By analyzing the performance of the classification models listed in
Table 8 and
Table 9, it can be seen that only very few of the classification accuracy decreased slightly or remained the same, and the vast majority of the classification accuracy, as well as all kappa coefficients, increased. Artificial intelligence algorithms are data-driven; SAGAN was used for data augmentation, which produced more information not available in the original dataset and enriched the number of features in the data. This allows the classification models to be better trained and more accurately map the acoustic images to the correct sediments type.
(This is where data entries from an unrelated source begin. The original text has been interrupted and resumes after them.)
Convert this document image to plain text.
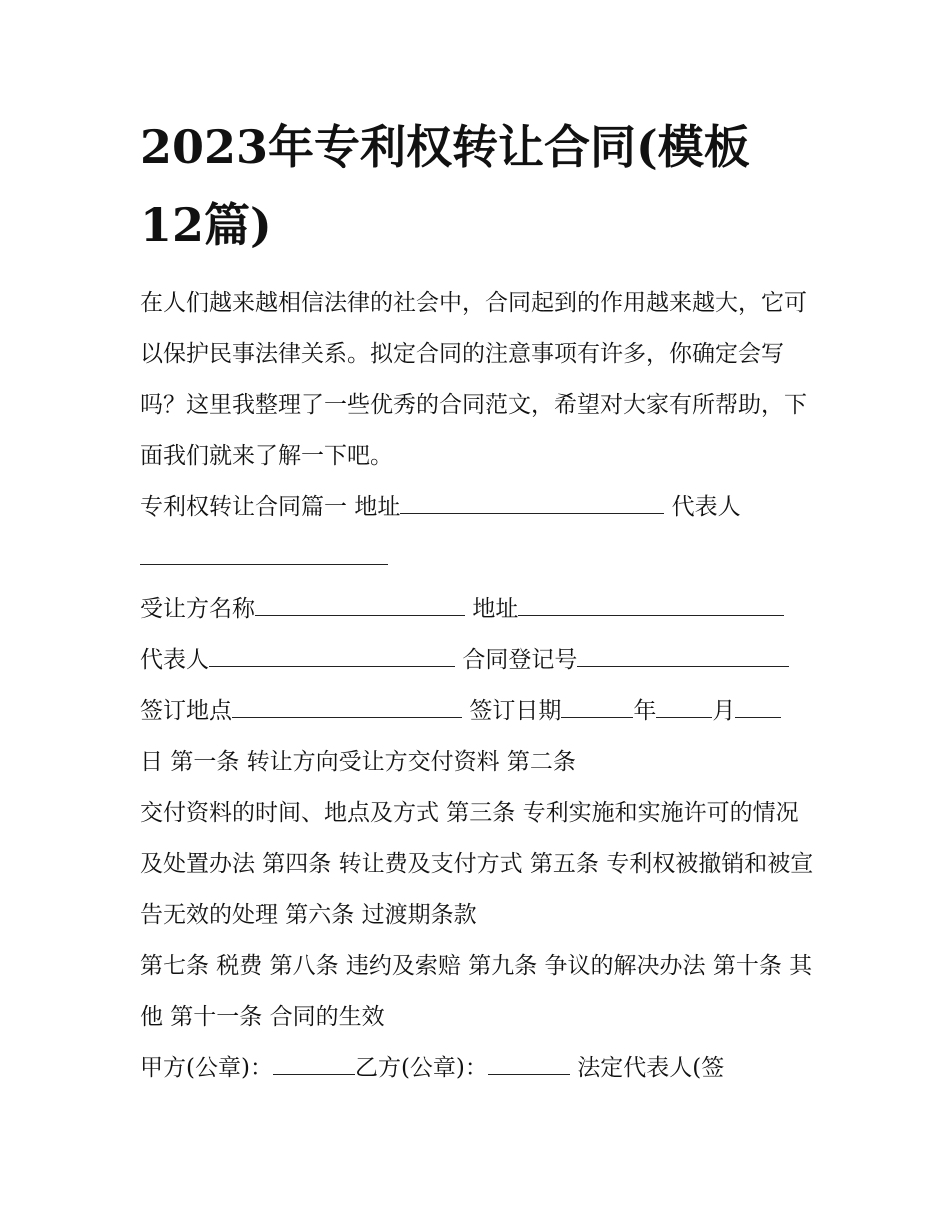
2023年专利权转让合同(模板
12篇)

在人们越来越相信法律的社会中，合同起到的作用越来越大，它可以保护民事法律关系。拟定合同的注意事项有许多，你确定会写吗？这里我整理了一些优秀的合同范文，希望对大家有所帮助，下面我们就来了解一下吧。

专利权转让合同篇一 地址	代表人
受让方名称	地址
代表人	合同登记号
签订地点	签订日期	年 月
日 第一条 转让方向受让方交付资料 第二条

交付资料的时间、地点及方式 第三条 专利实施和实施许可的情况及处置办法 第四条 转让费及支付方式 第五条 专利权被撤销和被宣告无效的处理 第六条 过渡期条款

第七条 税费 第八条 违约及索赔 第九条 争议的解决办法 第十条 其他 第十一条 合同的生效

甲方(公章)：	乙方(公章)：	法定代表人(签
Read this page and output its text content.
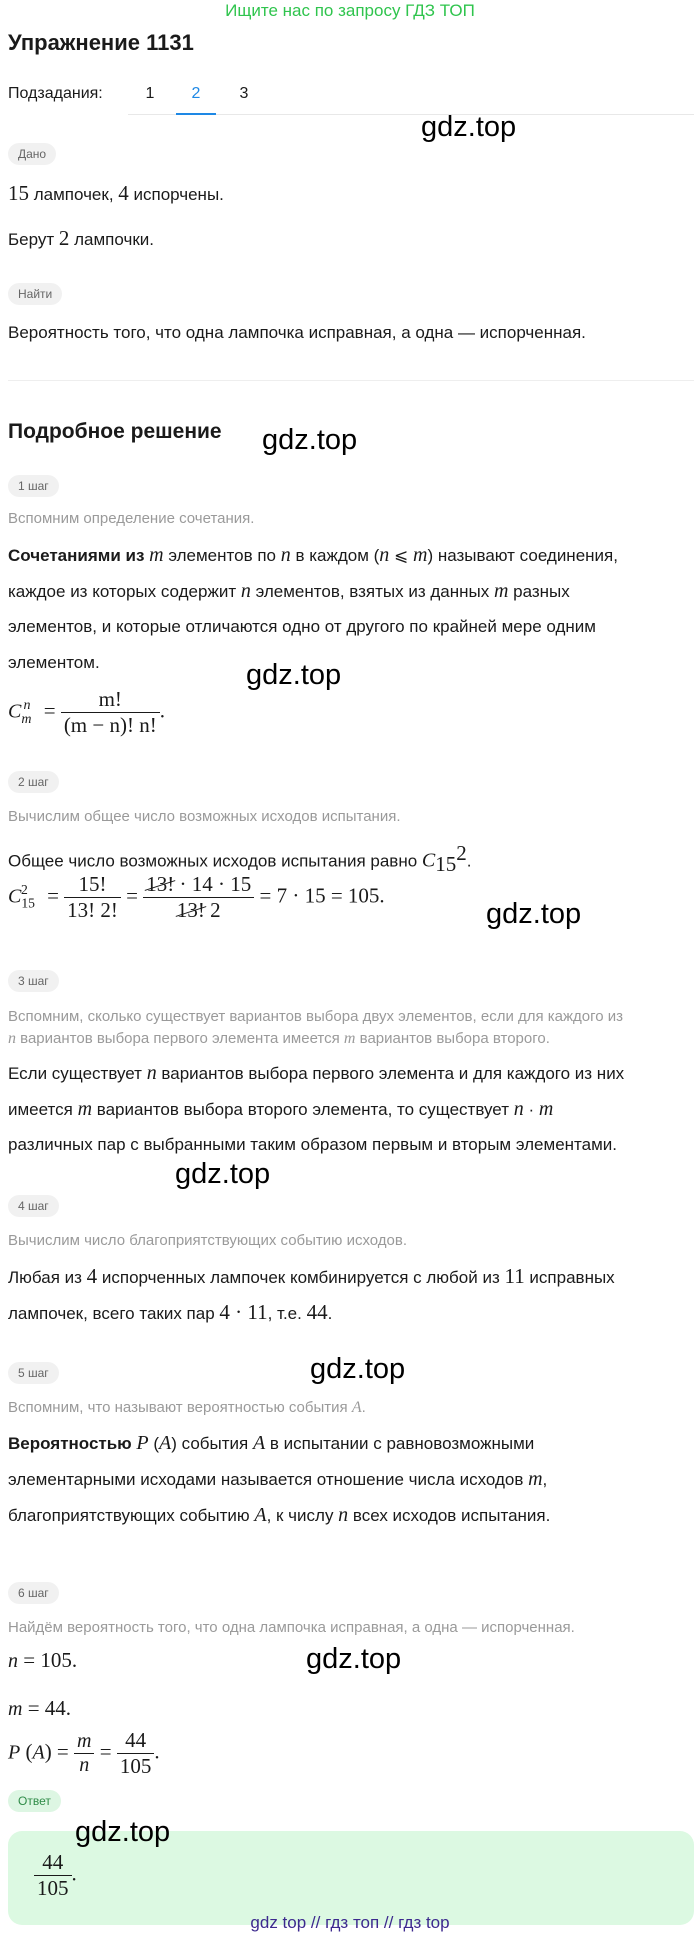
Ищите нас по запросу ГДЗ ТОП
Упражнение 1131
Подзадания:	1	2	3
Дано
15 лампочек, 4 испорчены.
Берут 2 лампочки.
Найти
Вероятность того, что одна лампочка исправная, а одна — испорченная.
Подробное решение
1 шаг
Вспомним определение сочетания.
Сочетаниями из m элементов по n в каждом (n ⩽ m) называют соединения,
каждое из которых содержит n элементов, взятых из данных m разных
элементов, и которые отличаются одно от другого по крайней мере одним
элементом.
$C_m^n = \frac{m!}{(m - n)! n!}$ .
2 шаг
Вычислим общее число возможных исходов испытания.
Общее число возможных исходов испытания равно $C_{15}^2$.
$C_{15}^2 = \frac{15!}{13! 2!} = \frac{13! \cdot 14 \cdot 15}{13! 2} = 7 \cdot 15 = 105$.
3 шаг
Вспомним, сколько существует вариантов выбора двух элементов, если для каждого из
n вариантов выбора первого элемента имеется m вариантов выбора второго.
Если существует n вариантов выбора первого элемента и для каждого из них
имеется m вариантов выбора второго элемента, то существует n · m
различных пар с выбранными таким образом первым и вторым элементами.
4 шаг
Вычислим число благоприятствующих событию исходов.
Любая из 4 испорченных лампочек комбинируется с любой из 11 исправных
лампочек, всего таких пар 4 · 11, т.е. 44.
5 шаг
Вспомним, что называют вероятностью события A.
Вероятностью P (A) события A в испытании с равновозможными
элементарными исходами называется отношение числа исходов m,
благоприятствующих событию A, к числу n всех исходов испытания.
6 шаг
Найдём вероятность того, что одна лампочка исправная, а одна — испорченная.
n = 105.
m = 44.
P $(A) = \frac{m}{n} = \frac{44}{105}$ .
Ответ
$\frac{44}{105}$ .
gdz.top
gdz.top
gdz.top
gdz.top
gdz.top
gdz.top
gdz.top
gdz.top
gdz top // гдз топ // гдз top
The model with the largest improvement compared to the original training set was VGG, which improved the overall accuracy by 9.37% and the kappa coefficient by 0.144. VGG has the largest number of parameters in these networks (
Table 6) and is more data-dependent, so VGG trained with the augmented training set had the largest improvement in performance. These experimental results demonstrate that data augmentation of the training set using SAGAN can indeed improve the performance of the classification model.
Training each classification model with the augmented dataset, the deep-learning-based classification models performed better than the traditional machine learning-based ones, which can also indicate that deep-learning-based classification models can better fit the function that maps sediment images to sediments types when the dataset is larger.
5. Conclusions
In this study, SAGAN is used to learn the data distribution of the original dataset and generate new SSS images to perform data augmentation on the original dataset. Through our experiments, We demonstrate that the images generated by SAGAN are very similar to real images and can augment the features of the original dataset, enabling the classification model to better learn the mapping of SSS images to real sediments types, and the classification model has higher classification accuracy and kappa coefficients.
The self-attention mechanism is introduced into the proposed SADenseNet. The self-attention mechanism can automatically scan the SSS images to obtain the key information of the images and highlight the key features of the images, which can reduce the waste of computational resources caused by feature redundancy. Besides, the self-attention mechanism can also better capture the correlation of the internal information and global features of the images, which contributes to raising the performance of SADenseNet. Dense connectivity is also used in SADenseNet. Dense connectivity enhances feature propagation and feature reuse. The output of each layer will be the input of all the subsequent layers so that the input of each layer is jointly determined by all the preceding layers, which can alleviate the gradient disappearance of the network and improve the classification performance. The transition layer reduces the size of the feature map, which improves the computational efficiency of the network.
The data augmentation method, SAGAN, can also be transferred to other data-starved tasks, and SADenseNet can be extended to challenging tasks, such as underwater target recognition. However, our proposed methods have several limitations, as follows: (1) The quality of data generated by SAGAN is unstable and requires manual selection; (2) SAGAN was trained for more than 30 days in order to generate visually appealing images of seabed sediments, which consumed a large amount of computational resources; (3) In order to make our proposed SADenseNet achieve good classification results, it took about 20 days on parameter tuning, which is time-consuming.
In our future research, we will investigate designing a less computationally expensive and more stable data generator, and build a classifier with a relatively simple structure and better classification performance. In addition, image super-resolution reconstruction technology can effectively solve the problem of low resolution of sonar images, which will be the focus of our research in the future.